冷徹御曹司は想い続けた傷心部下を激愛で囲って離さない
「なにもありません。ただ、自分に納得してから凌士さんに応えたいんです。だから今はまだ……お受けできません」
「それが、結論か」

 隣にきた凌士が、食べ終えた皿をシンクに静かに置く。どきりと心臓が跳ねる。

 あさひに向き直ったとき、凌士は表情の読み取れない顔をしていた。

「凌士さんはなにも悪くなくて、わたしの心の問題なんです」
「強情め。その様子では、婚約だけでもと言っても、(かせ)になるのだろうな」
「ごめんなさい……っ。

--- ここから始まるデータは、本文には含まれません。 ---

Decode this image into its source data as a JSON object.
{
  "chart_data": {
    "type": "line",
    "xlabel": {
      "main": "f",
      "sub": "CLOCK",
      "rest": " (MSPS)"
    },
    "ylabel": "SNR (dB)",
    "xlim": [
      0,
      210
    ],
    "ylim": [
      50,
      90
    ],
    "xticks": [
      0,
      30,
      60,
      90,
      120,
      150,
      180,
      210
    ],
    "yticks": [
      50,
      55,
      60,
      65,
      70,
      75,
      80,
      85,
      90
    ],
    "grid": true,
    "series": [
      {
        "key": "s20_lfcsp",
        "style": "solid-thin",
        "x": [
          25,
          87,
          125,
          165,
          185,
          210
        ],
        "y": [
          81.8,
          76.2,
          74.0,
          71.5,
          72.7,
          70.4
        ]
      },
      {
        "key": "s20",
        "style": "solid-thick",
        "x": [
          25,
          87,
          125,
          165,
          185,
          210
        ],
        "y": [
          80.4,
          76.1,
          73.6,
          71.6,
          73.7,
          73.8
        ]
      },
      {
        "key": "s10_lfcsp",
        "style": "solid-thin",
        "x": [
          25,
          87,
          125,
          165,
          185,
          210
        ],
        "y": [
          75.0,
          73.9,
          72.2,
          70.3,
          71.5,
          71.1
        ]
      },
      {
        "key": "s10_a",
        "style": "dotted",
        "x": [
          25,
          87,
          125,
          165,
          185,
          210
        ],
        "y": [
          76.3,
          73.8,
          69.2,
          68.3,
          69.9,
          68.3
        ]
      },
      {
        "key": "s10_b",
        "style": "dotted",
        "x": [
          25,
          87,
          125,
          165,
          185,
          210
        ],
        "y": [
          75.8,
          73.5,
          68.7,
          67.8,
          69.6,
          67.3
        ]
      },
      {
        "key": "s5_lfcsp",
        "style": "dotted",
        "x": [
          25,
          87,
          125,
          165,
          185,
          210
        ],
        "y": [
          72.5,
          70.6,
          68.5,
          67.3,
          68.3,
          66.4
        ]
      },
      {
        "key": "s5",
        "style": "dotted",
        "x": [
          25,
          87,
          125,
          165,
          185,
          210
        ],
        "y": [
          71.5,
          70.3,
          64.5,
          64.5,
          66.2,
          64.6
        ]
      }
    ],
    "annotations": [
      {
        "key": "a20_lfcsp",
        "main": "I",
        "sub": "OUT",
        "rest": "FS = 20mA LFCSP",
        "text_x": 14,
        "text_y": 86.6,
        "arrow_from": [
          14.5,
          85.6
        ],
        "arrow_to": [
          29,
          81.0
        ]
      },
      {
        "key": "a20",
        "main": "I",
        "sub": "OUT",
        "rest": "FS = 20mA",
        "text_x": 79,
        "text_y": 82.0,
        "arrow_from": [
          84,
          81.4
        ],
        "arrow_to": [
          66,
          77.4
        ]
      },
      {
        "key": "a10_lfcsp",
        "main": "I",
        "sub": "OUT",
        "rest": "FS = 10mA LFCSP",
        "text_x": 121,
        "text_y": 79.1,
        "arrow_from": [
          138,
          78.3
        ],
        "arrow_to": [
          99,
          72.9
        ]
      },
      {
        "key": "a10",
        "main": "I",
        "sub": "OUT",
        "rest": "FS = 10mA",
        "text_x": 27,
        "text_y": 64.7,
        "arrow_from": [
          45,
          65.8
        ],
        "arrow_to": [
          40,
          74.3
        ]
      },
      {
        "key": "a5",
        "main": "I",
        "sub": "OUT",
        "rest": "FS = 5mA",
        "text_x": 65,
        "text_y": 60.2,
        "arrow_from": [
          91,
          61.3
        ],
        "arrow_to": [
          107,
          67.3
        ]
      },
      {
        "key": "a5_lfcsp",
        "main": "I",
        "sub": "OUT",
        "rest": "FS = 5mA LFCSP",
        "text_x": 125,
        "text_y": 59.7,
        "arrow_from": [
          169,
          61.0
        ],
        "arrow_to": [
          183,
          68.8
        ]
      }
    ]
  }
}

都合のいいお願いをしてる自覚はあります」

 うまく伝えられないもどかしさに、あさひはとっさに凌士の腕をつかむ。

「自分に納得とやらができれば、俺と結婚するのか?」
「そのときは、はい。凌士さんを支えさせてください」

 凌士の返事がない。愛想を尽かされたかもしれない。
 祈るような気持ちで、あさひはさらにぎゅっと凌士の腕をつかむ。

「……面倒な女だな。なにも考えずに俺のところにくれば、守ってやるのに」
「面倒なりに、わたしだって凌士さんを好きなんです。だからわたしも凌士さんを守りたい。守る力がほしい。そこは譲れません」
「俺は守られたくて結婚するわけじゃないぞ」
「わたしもです」

 長い沈黙のあと、凌士が重い息を吐きだした。

「……俺の負けだ。あさひのそういうところも可愛く思う自分が、腹立たしいな」
「凌士さん」
「一刻も早く、自分に納得できるところまで来い。俺を待たせるな。俺は気が長くない」
「はい……!」

 シンクの縁に置いたほうの手に凌士の手が伸び、うながされるままあさひは指を絡める。
 胸が甘く鳴って、あさひは自分から凌士の胸に飛びこんだ。
 迷ってばかりのあさひを、凌士は受け止めてくれる。こんなひとは、きっとどこにもいない。